No início do século 20, as comunidades negras dos Estados Unidos, sobretudo as ligadas à Igreja Batista, transformaram os cultos em verdadeiros shows de música gospel – palavra de origem inglesa que significa “palavra de Deus”, e também denomina o Evangelho nessa língua. O talento dos artistas, no entanto, ficava restrito ao público religioso. Foi preciso que cantores como Sam Cooke, um dos reis do soul americano, cruzassem a ponte entre o gospel e o pop para que a indústria fonográfica desse atenção às joias musicais das igrejas. Nos EUA, isso provocou a multiplicação de artistas evangélicos a partir das décadas de 1950 e 1960 – e no Brasil também. Mas foi com o crescimento do evangelismo neopentecostal, a partir dos anos 1980, que o estilo ficou mais solto, mais pop. Daí em diante, os cantores gospel não precisaram mais abandonar o segmento religioso para fazer sucesso. Surgiu um verdadeiro mercado gospel capaz de levar os artistas à fortuna.
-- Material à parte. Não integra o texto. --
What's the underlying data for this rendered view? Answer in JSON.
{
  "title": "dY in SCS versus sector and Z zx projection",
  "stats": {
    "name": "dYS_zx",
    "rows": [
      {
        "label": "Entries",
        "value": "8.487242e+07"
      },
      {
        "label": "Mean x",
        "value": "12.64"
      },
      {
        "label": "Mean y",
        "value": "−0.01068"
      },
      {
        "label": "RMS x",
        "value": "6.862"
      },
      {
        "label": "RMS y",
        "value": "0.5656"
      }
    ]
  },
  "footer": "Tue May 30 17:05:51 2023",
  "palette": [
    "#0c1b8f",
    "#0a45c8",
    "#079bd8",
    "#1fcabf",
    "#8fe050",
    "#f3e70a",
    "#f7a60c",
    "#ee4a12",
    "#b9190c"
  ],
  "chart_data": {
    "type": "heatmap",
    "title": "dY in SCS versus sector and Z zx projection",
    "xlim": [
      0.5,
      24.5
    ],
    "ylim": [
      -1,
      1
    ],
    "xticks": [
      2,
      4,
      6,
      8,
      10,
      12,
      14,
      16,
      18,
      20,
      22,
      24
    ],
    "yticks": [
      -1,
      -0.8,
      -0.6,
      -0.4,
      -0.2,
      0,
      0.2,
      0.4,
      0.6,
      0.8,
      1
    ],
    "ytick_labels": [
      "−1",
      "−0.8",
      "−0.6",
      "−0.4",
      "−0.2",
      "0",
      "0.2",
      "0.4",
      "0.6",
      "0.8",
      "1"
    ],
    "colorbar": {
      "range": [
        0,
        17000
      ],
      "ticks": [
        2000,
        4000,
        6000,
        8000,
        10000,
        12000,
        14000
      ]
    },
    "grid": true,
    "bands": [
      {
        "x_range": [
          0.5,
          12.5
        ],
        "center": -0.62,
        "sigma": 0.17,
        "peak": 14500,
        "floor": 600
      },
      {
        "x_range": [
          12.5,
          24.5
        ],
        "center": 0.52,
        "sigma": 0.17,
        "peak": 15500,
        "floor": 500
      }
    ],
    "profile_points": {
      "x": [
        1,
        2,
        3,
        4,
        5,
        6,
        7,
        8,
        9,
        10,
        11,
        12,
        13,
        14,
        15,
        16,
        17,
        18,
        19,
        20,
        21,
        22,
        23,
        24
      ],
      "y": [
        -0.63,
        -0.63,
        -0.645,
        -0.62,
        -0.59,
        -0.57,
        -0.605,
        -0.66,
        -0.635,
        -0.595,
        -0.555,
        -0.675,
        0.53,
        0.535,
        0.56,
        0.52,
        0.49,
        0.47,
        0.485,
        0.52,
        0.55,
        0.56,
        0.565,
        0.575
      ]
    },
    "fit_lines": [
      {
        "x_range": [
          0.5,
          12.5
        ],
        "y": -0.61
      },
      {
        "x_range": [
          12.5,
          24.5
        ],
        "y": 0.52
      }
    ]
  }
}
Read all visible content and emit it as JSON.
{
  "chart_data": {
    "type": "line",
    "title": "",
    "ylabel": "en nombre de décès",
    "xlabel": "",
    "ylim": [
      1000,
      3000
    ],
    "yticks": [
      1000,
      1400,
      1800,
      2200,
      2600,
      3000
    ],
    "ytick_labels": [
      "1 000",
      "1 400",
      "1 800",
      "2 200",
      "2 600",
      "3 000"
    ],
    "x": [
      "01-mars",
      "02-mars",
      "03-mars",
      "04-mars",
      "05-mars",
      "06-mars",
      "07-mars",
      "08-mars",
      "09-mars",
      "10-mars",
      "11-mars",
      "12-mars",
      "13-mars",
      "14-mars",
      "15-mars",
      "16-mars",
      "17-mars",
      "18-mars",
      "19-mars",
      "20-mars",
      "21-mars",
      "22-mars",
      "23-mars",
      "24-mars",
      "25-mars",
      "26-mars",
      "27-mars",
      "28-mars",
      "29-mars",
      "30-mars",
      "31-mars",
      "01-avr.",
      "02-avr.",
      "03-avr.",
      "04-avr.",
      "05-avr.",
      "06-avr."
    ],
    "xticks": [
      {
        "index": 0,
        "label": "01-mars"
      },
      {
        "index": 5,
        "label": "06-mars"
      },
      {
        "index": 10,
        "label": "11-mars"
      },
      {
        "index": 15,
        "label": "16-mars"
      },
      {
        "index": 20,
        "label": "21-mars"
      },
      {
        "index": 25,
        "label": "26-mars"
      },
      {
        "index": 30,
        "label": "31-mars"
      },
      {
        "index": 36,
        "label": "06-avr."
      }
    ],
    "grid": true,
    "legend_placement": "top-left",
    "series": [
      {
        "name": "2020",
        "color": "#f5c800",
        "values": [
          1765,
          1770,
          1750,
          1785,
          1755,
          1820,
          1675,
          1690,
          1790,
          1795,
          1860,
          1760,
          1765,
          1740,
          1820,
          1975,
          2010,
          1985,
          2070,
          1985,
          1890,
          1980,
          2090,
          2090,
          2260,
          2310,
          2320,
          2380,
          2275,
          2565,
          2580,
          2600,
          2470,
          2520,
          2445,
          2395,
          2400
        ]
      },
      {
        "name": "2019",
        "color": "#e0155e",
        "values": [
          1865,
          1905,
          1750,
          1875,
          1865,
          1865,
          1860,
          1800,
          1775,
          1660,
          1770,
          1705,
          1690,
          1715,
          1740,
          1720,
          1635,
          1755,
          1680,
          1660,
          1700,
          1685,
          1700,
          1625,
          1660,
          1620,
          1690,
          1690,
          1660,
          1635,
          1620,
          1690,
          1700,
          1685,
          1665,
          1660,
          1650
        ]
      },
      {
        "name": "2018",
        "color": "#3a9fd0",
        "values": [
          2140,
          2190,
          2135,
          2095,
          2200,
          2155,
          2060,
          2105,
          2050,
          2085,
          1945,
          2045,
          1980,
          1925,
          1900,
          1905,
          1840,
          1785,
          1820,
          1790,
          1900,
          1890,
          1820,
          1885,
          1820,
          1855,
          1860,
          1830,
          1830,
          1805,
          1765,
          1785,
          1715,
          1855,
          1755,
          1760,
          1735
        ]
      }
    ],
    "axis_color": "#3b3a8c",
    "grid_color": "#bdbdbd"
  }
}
No livro A Explosão Gospel, a pesquisadora Magali Cunha aponta a banda Rebanhão como uma das pioneiras do processo de popularização do movimento no Brasil. As composições iam do baião ao samba-funk e todas falavam de Deus. O ex-vocalista, Janires Magalhães, chegou a ser preso por tráfico de drogas e passou por uma casa de reabilitação, onde se converteu ao cristianismo. O cantor morreu num acidente de trânsito aos 35 anos. Mas o legado da Rebanhão não seria esquecido. Em 1986, um casal de evangélicos fundou a Igreja Renascer em Cristo e destinou o espaço à apresentação de bandas sem restrição de gênero musical. A iniciativa atraiu principalmente o público jovem, que usava a igreja para desenvolver seus talentos. Esse foi o caso da banda Oficina G3, vencedora do Grammy Latino em 2009.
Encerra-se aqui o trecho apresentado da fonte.